Maybe wrong is a reasonable replacement for spam.  Not using my spam
   tag seems a little worrisome.   Wrong might call out my attention to
   not use it if what i'm saying is clearly right.
   I worked on gnuradio blocks for a bit!  Yay!  Radios are exciting.
   I'm stuck around my cognitive inhibitions with a stats problem.  I'm
   trying to estimate which among a set of populatiom histograms a sample
   is most likely to fit, and I keep on freakin' out trying to make my
   brain do it rightly.  Really i'd like to give a number to each option,
   so the user had an idea of how certain to be, and about what.

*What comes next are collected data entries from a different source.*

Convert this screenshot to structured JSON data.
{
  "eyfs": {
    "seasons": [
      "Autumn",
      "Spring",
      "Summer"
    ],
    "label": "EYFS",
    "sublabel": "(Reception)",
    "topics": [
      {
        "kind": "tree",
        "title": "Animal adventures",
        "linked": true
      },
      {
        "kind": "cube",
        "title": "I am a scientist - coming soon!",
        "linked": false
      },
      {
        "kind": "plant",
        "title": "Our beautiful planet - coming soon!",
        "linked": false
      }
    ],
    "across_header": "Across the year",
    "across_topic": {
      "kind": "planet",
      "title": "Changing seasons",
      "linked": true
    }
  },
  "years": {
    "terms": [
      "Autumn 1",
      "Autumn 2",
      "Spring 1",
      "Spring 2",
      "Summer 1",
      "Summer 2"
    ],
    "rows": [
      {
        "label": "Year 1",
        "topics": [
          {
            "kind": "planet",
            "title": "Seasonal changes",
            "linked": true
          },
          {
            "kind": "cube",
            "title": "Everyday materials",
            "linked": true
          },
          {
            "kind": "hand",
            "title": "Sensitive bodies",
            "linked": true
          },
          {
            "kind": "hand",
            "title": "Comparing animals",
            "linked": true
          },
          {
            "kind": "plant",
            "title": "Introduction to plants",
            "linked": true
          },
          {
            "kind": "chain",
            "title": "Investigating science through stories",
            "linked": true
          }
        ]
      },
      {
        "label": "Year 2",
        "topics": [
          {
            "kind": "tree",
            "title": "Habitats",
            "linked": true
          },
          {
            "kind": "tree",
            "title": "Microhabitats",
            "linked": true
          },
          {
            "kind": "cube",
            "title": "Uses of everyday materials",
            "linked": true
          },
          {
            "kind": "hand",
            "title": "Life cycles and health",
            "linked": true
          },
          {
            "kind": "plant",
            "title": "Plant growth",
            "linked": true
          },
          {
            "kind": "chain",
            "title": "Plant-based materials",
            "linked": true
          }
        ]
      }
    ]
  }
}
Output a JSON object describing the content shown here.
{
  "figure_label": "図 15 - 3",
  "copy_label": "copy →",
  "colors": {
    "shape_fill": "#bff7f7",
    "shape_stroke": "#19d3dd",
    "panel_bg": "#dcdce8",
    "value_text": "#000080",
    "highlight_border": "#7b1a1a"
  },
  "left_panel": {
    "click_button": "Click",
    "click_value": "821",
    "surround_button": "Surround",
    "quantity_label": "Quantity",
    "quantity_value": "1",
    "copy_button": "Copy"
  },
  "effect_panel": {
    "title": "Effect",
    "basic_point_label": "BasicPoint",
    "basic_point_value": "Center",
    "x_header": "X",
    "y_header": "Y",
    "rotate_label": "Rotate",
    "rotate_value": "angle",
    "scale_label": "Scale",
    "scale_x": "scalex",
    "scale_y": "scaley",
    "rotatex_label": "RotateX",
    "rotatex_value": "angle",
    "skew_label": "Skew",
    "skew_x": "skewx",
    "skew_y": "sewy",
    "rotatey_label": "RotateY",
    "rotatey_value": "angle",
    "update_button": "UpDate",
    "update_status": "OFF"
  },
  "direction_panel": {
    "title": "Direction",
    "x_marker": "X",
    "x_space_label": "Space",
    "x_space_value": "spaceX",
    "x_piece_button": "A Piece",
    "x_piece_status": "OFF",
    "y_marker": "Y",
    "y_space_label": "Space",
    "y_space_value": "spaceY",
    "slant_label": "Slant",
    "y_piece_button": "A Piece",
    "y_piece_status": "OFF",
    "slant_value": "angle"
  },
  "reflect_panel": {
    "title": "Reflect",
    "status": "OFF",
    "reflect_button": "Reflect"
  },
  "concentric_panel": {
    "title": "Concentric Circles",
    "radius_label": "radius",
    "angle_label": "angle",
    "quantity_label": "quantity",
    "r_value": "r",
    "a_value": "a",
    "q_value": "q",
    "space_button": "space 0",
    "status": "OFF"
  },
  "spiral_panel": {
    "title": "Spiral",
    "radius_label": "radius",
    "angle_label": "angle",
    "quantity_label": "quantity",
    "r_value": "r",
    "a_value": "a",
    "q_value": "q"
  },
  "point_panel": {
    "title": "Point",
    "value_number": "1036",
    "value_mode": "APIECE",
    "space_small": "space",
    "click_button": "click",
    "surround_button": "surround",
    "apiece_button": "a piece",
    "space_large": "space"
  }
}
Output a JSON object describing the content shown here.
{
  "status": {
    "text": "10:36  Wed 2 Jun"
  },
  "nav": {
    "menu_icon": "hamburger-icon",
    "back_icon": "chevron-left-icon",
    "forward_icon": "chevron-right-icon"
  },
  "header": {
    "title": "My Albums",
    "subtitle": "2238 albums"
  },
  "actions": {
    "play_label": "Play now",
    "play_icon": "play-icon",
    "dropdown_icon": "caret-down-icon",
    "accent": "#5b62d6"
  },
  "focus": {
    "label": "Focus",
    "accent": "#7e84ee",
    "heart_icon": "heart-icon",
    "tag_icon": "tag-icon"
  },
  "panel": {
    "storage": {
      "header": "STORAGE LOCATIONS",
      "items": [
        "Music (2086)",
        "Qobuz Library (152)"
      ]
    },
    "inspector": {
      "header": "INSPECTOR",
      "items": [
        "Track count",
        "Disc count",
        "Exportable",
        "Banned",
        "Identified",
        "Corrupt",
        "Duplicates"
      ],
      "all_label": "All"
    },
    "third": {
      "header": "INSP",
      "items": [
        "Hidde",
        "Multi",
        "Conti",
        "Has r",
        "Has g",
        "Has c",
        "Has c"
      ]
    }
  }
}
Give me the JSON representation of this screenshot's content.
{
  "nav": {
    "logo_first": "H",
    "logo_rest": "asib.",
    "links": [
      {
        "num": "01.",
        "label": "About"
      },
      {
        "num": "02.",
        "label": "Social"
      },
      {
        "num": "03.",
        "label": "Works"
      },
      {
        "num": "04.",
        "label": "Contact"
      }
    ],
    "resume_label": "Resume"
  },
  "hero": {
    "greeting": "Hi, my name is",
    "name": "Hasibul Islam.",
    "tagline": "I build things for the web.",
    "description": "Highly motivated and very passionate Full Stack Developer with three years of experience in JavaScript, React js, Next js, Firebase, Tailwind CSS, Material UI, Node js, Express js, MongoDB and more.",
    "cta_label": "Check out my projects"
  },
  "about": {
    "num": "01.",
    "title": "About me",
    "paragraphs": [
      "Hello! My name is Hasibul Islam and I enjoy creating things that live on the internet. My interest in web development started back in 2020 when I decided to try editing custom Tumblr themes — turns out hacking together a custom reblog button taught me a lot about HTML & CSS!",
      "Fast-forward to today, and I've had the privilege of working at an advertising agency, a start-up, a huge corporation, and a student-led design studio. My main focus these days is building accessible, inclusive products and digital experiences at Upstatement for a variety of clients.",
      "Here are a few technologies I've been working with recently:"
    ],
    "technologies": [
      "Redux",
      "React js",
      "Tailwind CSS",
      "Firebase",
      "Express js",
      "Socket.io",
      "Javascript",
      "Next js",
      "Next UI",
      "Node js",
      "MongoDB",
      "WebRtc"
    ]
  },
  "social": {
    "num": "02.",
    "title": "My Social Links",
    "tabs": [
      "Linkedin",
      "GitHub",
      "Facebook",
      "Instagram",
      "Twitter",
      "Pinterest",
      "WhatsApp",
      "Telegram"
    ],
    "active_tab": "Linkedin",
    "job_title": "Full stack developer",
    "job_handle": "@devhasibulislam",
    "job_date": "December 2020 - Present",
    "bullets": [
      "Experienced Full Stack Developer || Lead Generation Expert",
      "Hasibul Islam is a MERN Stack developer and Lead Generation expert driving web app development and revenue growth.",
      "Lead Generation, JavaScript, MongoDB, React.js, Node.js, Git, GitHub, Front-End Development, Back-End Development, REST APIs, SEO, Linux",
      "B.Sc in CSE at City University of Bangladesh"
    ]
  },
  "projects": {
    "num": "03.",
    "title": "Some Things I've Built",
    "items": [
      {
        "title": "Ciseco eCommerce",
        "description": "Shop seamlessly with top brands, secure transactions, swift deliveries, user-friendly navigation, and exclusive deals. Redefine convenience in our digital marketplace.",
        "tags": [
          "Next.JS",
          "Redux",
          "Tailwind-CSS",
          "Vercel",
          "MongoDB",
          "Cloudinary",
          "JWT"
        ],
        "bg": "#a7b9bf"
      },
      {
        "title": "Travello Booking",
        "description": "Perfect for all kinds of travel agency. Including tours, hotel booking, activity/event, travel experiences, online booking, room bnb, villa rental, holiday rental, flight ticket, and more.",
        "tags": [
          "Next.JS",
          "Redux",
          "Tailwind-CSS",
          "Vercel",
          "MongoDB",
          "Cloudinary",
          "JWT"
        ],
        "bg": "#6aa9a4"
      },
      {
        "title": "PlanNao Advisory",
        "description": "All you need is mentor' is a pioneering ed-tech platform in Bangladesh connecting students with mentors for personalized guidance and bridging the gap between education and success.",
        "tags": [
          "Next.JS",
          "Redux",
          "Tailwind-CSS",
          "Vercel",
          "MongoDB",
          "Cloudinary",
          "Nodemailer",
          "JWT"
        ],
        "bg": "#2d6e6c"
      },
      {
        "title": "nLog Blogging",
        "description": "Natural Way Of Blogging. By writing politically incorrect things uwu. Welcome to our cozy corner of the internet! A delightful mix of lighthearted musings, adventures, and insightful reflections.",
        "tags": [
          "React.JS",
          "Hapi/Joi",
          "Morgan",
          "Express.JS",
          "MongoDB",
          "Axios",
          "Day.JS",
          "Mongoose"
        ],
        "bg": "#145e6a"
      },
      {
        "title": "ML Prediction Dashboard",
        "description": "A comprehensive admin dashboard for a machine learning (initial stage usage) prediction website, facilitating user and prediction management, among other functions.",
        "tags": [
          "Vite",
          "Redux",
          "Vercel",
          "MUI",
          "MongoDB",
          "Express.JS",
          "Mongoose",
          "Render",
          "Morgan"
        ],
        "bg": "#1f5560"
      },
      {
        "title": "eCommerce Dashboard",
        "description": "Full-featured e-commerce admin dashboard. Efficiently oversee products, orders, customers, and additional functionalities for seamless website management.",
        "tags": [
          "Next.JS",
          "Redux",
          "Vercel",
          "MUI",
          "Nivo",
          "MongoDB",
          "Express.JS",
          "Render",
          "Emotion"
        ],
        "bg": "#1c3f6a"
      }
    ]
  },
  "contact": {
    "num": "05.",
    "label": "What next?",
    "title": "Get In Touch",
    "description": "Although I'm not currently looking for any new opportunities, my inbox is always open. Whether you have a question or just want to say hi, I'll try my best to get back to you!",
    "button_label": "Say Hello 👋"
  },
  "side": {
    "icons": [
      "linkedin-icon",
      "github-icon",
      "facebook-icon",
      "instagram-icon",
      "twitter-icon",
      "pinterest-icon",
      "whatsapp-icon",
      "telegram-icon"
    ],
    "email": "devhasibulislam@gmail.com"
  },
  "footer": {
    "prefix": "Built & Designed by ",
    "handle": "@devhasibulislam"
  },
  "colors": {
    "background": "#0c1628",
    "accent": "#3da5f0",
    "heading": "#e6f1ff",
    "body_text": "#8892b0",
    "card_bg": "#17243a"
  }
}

   I have two half-clang heuristics. One is to use a bernoulli
   distribution for each bin to give the portion of samplings that would
   be a worse guess for the bin, and take the product of that metric for
   all the bins.  I don't remember it well: it gived a nice similarity
   metric from 0%-100%.
   The other half-clang heuristic is a matrix solution.  I make a matrix
   out of all the population histograms, and solve for what vector
   multiplies them to get the histogram in question.  This comes out with
   a nice result where 1.0 occupies choices that are precisely the same,
   but makes incredibly poor guesses for situations where there is no
   really good choice.
   I made the heuristics while playing around with actual probability and
   statistics, but it isn't quite cognitively working for me.  At this
   point I can barely think about it!  I can barely review my existing
   heuristics, even.
   Ideally, I'd like to output the actual probability of each histogram,
   being the one among the set, that the sampled histogram was sampled
   from.
   I've never taken many probability or stats classes, and the few I did
   take seemed to be just parroting things that were already obvious, so I
   didn't attend to them well, and don't have much experience or training
   with these things.
   When I google things like this, it usually tells me to go through a
   song and dance involving confidence intervals and significance and
   such.  These are things I value, but as I guess I was a hacker I really
   value understanding the things I use, and picking the best solution
   based on that understanding.
   One thing i've noticed that makes it a little easiet for me, is that
   stats descriptions can leave out the properties they are describing the
   statistic of, which can make it more confusing.  The probability of
   something happening is different than the probability of your guess
   about it happening being right, which is different than the probability
   of it happening if undescribed information about it is known, etc etc.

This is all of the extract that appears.